Im Streitfalle sei die Klägerin verpflichtet gewesen, auf Grund der Vertriebsvereinbarung vom 5. Juni 1958 X nur in Originalbehältern und nur unter diesem Namen im Vertragsgebiet zu verkaufen. Diese Verpflichtung lasse den Willen der Y erkennen, einen Markt für ihr Unkrautvertilgungsmittel unter ihrem Markennamen X zu schaffen und zu erhalten. Es wäre folglich ihre Aufgabe gewesen, die hierfür erforderlichen Anstrengungen zu unternehmen und die dadurch verursachten Aufwendungen zu tragen.

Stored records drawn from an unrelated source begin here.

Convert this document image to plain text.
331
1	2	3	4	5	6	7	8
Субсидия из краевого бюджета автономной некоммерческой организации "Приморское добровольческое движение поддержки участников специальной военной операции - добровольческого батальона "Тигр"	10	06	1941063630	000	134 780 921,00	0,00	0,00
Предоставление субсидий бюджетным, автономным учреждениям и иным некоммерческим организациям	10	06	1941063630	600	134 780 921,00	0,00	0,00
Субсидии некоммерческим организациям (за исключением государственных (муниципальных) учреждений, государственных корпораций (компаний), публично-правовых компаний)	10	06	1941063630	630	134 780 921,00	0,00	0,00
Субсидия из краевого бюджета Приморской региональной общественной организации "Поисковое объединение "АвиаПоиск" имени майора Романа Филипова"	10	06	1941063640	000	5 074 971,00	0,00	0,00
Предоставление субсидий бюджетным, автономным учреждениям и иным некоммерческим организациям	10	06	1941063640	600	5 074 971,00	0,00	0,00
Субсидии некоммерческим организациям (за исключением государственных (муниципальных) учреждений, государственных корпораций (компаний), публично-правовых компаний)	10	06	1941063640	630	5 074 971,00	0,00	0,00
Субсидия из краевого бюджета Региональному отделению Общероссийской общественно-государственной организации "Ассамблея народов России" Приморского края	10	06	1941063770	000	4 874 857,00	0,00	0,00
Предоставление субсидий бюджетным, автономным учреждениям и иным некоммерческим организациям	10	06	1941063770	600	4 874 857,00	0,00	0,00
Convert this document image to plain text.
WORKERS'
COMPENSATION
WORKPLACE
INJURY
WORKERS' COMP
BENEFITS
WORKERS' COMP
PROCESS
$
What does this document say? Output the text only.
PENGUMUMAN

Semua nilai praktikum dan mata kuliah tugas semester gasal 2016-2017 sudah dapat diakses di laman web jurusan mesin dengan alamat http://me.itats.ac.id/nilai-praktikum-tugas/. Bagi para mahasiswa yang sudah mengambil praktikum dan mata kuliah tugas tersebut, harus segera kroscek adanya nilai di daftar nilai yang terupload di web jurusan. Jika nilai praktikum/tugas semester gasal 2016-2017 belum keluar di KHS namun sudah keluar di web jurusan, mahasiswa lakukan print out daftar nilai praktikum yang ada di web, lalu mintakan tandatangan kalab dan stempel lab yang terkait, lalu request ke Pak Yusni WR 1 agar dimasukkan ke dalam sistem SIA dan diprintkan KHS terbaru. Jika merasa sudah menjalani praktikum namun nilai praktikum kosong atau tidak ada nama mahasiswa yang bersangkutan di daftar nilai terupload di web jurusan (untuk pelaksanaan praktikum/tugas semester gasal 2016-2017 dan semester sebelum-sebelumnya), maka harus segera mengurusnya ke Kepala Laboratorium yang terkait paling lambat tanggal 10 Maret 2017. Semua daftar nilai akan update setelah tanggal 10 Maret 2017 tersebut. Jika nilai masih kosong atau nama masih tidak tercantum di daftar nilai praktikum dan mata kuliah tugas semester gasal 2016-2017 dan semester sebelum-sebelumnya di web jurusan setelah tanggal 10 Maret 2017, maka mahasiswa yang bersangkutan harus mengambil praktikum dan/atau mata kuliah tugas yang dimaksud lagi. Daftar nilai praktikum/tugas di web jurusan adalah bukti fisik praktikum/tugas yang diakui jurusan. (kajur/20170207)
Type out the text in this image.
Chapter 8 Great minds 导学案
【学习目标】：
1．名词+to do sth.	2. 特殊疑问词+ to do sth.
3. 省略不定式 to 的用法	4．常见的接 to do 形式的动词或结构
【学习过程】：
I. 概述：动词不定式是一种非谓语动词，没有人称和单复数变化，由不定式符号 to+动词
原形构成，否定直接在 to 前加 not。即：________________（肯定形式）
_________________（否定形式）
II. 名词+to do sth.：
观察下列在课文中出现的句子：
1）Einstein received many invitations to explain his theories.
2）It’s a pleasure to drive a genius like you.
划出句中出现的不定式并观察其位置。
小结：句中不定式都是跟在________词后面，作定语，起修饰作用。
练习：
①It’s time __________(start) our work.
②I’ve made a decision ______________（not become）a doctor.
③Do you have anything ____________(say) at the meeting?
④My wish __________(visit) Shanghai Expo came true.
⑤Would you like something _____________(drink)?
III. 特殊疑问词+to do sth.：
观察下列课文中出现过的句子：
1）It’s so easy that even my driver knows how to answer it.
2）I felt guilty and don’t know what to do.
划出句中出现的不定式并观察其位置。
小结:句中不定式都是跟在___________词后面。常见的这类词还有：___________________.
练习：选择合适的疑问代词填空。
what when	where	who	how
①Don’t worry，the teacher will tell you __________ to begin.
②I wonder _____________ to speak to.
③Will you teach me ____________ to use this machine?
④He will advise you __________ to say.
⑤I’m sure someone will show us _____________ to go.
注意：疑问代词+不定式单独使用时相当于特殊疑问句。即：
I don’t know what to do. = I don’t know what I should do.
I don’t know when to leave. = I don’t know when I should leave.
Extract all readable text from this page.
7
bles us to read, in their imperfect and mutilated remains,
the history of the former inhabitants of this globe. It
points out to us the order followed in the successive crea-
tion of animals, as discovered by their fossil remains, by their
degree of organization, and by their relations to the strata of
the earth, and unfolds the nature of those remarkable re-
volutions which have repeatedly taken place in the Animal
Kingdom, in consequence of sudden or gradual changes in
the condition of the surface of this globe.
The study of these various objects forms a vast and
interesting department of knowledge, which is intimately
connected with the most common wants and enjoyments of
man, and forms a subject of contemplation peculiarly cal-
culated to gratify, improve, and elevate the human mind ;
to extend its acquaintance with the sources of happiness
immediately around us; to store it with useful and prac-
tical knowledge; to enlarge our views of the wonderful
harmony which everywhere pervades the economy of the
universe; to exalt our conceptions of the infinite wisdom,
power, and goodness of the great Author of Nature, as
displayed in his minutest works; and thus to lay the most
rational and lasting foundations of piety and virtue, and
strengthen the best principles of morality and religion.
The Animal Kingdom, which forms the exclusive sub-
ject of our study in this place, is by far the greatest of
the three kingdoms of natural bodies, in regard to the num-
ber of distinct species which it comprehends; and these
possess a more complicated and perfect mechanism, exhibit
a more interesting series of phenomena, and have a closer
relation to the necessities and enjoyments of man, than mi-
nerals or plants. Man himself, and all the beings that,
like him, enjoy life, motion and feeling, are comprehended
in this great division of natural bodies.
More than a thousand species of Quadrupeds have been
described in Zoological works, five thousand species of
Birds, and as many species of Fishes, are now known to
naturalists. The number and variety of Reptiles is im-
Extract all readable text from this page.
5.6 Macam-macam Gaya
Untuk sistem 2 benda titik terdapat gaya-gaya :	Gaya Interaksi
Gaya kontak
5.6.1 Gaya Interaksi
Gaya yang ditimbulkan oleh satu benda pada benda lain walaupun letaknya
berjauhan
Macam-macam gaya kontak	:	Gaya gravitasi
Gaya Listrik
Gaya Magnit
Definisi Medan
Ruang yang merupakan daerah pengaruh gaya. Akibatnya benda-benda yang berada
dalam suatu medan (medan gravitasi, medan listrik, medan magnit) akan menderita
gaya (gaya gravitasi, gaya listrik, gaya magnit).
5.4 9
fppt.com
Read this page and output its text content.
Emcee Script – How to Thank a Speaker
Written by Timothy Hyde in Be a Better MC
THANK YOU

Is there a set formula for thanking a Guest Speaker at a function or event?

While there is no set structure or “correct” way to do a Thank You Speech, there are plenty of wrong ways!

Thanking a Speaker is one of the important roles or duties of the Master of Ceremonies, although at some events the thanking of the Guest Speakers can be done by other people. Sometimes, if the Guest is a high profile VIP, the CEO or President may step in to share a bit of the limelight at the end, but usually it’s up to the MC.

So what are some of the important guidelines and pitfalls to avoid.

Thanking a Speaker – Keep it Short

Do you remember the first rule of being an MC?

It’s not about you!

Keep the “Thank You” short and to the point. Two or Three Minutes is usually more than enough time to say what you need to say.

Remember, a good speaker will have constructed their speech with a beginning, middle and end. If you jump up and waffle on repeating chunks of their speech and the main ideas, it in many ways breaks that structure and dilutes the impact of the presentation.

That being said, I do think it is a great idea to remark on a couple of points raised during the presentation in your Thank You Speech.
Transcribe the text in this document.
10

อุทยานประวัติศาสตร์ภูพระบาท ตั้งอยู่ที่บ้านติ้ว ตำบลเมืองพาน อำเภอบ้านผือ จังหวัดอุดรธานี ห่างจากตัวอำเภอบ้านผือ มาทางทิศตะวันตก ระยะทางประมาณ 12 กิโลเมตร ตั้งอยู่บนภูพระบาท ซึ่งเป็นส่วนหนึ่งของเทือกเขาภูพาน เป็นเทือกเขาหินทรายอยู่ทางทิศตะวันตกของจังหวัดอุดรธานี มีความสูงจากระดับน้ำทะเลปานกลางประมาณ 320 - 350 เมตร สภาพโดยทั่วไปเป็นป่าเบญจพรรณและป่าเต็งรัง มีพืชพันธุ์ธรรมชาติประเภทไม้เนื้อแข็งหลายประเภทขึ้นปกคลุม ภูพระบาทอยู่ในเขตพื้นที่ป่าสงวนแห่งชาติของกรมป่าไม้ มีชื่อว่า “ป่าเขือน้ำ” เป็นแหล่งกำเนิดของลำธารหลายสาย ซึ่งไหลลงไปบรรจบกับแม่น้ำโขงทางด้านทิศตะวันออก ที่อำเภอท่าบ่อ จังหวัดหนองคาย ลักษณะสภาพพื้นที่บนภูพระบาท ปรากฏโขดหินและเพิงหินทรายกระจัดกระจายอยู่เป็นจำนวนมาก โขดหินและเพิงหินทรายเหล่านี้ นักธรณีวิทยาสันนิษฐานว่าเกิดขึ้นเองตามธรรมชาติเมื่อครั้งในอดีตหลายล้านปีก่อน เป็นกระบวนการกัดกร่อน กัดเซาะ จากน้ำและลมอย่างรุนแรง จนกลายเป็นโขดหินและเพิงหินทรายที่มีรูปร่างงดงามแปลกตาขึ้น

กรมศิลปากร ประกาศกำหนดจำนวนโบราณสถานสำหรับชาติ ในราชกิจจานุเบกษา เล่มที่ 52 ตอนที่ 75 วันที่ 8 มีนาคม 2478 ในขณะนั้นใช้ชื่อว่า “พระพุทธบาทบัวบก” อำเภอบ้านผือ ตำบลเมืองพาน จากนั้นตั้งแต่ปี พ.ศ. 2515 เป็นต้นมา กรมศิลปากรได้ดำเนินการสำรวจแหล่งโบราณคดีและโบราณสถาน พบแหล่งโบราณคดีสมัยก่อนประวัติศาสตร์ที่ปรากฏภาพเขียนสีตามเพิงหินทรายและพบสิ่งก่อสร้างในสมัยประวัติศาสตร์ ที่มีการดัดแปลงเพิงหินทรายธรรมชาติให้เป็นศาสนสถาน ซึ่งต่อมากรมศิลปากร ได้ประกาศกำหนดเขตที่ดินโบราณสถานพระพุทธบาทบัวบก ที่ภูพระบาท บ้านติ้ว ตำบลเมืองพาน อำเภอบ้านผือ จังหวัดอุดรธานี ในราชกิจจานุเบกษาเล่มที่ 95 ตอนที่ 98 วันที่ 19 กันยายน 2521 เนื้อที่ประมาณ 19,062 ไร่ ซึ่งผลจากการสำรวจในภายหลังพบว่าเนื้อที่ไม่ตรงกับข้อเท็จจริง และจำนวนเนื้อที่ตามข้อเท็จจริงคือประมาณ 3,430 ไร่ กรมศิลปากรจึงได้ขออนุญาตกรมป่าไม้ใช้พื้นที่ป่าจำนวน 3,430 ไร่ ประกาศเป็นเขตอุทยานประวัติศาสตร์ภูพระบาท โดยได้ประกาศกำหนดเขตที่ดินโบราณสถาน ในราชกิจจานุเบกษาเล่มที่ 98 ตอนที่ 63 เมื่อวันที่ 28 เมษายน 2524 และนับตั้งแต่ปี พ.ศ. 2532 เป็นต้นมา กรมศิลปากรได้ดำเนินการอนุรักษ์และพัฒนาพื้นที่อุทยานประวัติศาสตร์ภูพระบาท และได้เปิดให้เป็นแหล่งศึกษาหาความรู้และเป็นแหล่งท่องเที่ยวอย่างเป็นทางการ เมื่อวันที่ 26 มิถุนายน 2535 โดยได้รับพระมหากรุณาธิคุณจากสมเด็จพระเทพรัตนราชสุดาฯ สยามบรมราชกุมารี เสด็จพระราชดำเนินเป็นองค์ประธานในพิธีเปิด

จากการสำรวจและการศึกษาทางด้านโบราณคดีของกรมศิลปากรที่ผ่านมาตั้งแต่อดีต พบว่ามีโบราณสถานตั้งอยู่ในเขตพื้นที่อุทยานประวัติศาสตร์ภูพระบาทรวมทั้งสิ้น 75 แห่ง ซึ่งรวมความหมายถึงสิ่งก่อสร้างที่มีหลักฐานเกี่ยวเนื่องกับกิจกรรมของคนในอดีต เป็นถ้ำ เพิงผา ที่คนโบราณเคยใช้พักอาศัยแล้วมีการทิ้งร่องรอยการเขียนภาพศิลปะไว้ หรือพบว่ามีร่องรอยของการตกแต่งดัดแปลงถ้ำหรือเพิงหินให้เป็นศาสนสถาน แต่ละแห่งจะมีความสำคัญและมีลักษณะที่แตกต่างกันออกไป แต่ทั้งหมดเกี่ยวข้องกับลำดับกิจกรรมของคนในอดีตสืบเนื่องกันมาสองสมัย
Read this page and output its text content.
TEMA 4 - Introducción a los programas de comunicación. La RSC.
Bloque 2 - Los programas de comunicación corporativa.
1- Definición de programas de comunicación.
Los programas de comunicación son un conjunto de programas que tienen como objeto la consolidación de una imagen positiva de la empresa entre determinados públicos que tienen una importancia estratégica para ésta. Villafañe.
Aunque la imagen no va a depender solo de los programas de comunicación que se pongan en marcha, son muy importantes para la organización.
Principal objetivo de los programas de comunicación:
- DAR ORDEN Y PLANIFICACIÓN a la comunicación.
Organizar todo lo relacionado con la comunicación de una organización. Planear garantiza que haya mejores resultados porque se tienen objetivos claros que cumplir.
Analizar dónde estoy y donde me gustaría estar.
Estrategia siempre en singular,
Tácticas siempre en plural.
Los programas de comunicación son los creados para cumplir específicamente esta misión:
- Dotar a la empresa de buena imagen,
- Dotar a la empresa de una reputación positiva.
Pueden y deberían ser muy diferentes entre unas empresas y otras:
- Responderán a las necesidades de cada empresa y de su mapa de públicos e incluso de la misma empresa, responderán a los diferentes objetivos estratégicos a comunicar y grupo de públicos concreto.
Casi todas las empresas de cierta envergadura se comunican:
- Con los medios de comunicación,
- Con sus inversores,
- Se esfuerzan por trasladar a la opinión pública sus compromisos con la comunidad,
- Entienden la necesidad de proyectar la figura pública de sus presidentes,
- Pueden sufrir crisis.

Das habe die Y aber nicht getan. Vielmehr habe die Klägerin diese der Y zukommende Funktion übernommen und Markenwerbung betrieben. Daß diese Werbeaufwendungen auch von der Klägerin als zusätzliche Leistung aufgefaßt worden seien, ergebe sich aus dem handschriftlichen Vermerk auf der Ablichtung der Übersetzung der Vertriebsvereinbarung vom 5. Juni 1958. Wenn das FG die Werbemaßnahmen der Klägerin nicht als typische Markenwerbung ansehe, so verkenne es einmal, daß nicht jede Markenwerbung sich an die Allgemeinheit weden müsse, um typisch zu sein. Für ein Spezialerzeugnis wie X brauche sich die Werbung nur an einen begrenzten Kreis möglicher Verwender zu richten. Für Schädlingsbekämpfungsmittel dürfte deshalb eine Werbung durch Versendung von Prospekten und kostenlosen Mustern sowie durch Inserate in landwirtschaftlichen Zeitungen (gemeinsame Inseratwerbung mit Z) durchaus als typisch anzusehen sein.

Zum anderen übersehe, das FG, daß es nicht darauf ankomme, daß der Name des Herstellers bei der Werbung im Vordergrund stehe. Entscheidend sei, daß die Marke des Herstellers herausgestellt werde. Dies sei aber bei der X-Werbung zweifellos der Fall. Der Hinweis des FG auf die „Händlermarke” der Klägerin sei unverständlich. Wenn die Klägerin das Präparat X in ihren Preislisten als X-N ausgewiesen habe, so könne diese Bezeichnung nicht als ihre eigene Handelsmarke, sondern nur als Unterscheidungskennzeichen gegenüber dem von Z vertriebenen X gewertet werden. Zu der im Interesse von Y geleisteten Arbeit gehöre auch die Forschungsarbeit für X.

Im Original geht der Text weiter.